Orioles Gold Glove right fielder Nick Markakis, who has been bothered for months by what he initially thought was a deep bone bruise near his abdomen, had surgery Thursday to repair an abductor muscle and his rectus abdominis, also known as the “six-pack” muscle.
Despite the extensive muscle damage, Markakis hopes to play in exhibition games by mid-to-late March and expects to be ready for Opening Day, April 6 at Camden Yards against the Minnesota Twins. He has already spoken to manager Buck Showalter about a potential plan that will ease him into spring training, which begins in earnest with the exhibition opener March 5.
“Spring training is what it is. I think if I get two solid weeks in at the end of games, I'll be fine,” Markakis said. “It doesn't take me long to get back in the swing of things. My main concern is just getting my strength back now.”
Showalter said he’s fine with taking it slow with Markakis, who seemingly comes into camp each February nearly ready to play a regular season game.
“What Nicky does in January, he’ll now do in February. I want to give him that peace of mind,” Showalter said. “This guy was ready in two weeks last year. So if he starts playing [March] 10th or 15th, he’ll be fine.”

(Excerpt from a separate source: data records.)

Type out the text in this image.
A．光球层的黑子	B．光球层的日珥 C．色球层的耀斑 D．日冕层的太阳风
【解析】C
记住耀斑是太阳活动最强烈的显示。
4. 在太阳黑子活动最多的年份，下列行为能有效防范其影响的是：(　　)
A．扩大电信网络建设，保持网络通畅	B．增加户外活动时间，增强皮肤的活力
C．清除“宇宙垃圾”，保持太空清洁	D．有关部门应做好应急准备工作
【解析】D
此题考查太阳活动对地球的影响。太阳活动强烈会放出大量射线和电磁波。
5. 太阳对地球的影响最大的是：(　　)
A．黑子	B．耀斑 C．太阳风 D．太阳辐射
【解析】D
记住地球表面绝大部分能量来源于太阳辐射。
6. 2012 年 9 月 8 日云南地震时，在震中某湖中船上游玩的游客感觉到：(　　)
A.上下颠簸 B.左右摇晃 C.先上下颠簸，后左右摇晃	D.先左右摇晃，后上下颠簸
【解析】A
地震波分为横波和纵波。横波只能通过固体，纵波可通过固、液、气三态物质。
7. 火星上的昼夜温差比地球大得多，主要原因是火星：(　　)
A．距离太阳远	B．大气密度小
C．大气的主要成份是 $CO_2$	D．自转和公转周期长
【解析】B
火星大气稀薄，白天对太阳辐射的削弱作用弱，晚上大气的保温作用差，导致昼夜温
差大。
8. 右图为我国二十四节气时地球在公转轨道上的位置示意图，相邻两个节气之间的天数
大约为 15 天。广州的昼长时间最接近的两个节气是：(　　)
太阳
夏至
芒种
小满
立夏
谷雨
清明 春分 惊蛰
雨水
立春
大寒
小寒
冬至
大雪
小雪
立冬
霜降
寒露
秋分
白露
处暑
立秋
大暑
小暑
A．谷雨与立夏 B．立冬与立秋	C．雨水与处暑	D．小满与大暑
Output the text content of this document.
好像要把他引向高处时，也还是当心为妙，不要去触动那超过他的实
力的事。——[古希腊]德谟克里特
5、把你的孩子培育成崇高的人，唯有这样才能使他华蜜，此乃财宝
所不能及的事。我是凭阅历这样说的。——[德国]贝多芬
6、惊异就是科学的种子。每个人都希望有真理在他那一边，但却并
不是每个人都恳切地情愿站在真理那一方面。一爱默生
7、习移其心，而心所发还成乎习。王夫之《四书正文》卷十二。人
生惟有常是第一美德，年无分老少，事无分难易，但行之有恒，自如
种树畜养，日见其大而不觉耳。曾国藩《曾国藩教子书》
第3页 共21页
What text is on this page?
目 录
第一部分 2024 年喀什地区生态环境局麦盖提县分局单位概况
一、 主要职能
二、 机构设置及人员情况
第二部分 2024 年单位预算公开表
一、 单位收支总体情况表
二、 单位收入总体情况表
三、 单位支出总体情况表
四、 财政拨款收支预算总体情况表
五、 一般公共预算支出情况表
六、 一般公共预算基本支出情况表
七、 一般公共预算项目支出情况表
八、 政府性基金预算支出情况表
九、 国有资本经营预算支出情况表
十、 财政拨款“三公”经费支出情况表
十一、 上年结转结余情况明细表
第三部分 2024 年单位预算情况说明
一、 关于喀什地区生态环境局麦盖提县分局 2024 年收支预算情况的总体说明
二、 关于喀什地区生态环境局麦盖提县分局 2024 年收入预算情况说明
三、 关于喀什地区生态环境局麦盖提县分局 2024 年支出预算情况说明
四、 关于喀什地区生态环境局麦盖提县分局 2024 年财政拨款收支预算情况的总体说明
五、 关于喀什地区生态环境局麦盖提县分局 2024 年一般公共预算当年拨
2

In addition to the “six-pack” injury, Markakis said the abductor muscle on his right side “was kind of hanging off” and previous scar tissue was also discovered during surgery, indicating that he might have had similar, undetected ailments in the past.
“I'm not too concerned about it. I know I'll have to work twice as hard to get back to where I want to be, but it is definitely possible this could be a good thing,” Markakis said. “I've gotten extra rest and time off to allow my body to recuperate and get this injury fixed, and hopefully things will get better.”
Markakis first injured the abdomen while stealing second base Sept. 9 in Toronto. His belt buckle dug into his pelvic area on the slide, causing immediate pain. He dealt with lingering soreness until he re-aggravated the injury during the Orioles’ season finale Sept. 28 when he made a diving catch in right field.
After a MRI, he was diagnosed with a deep bone bruise and was told to rest in the offseason. The area likely was too swollen, Markakis said, to discover the muscle injuries at that time. He never fully recovered from the soreness and had another offseason MRI, which revealed the tears.
Even from the second MRI, Markakis said Philadelphia surgeon and sports hernia specialist Dr. William Meyers couldn’t determine the full damage — or the presence of the scar tissue, which may have hampered Markakis’ recovery — until Thursday’s operation.
“He said it was a very severe injury and they didn't know the extent until he got in there and cleaned it up,” Markakis said of Meyers, who performed sports hernia surgery in October on Orioles’ second baseman Ryan Adams. “They told me to walk a mile today to clear up that scar tissue, in three weeks I can resume normal lifting, four or five [weeks] light baseball activities and by six or seven I can be a full go.”
Markakis' power has declined since he homered 23 times in 2007 — he hit just 27 in the past two seasons combined — but he said he is not pointing to the abdomen injury as an excuse since he doesn't know when it first occurred.
“I wouldn't say it has bothered me for years, but the doctor said there has been damage and scar tissue there and that it is possible that I have been weaker down there in my lower half,” Markakis said. “It's a step-by-step process with it, and we'll see, but I'm hoping this can work itself out and I'll get back to where I was.”
Washington Nationals third baseman Ryan Zimmerman had a similar surgery — performed by Meyers last year — and missed six weeks and was not 100 percent when he first returned.
Markakis played in 160 games last year, the fifth consecutive season he has played 157 or more games for the Orioles. Last season, he batted .284 with 15 homers and 73 RBIs and won his first Gold Glove.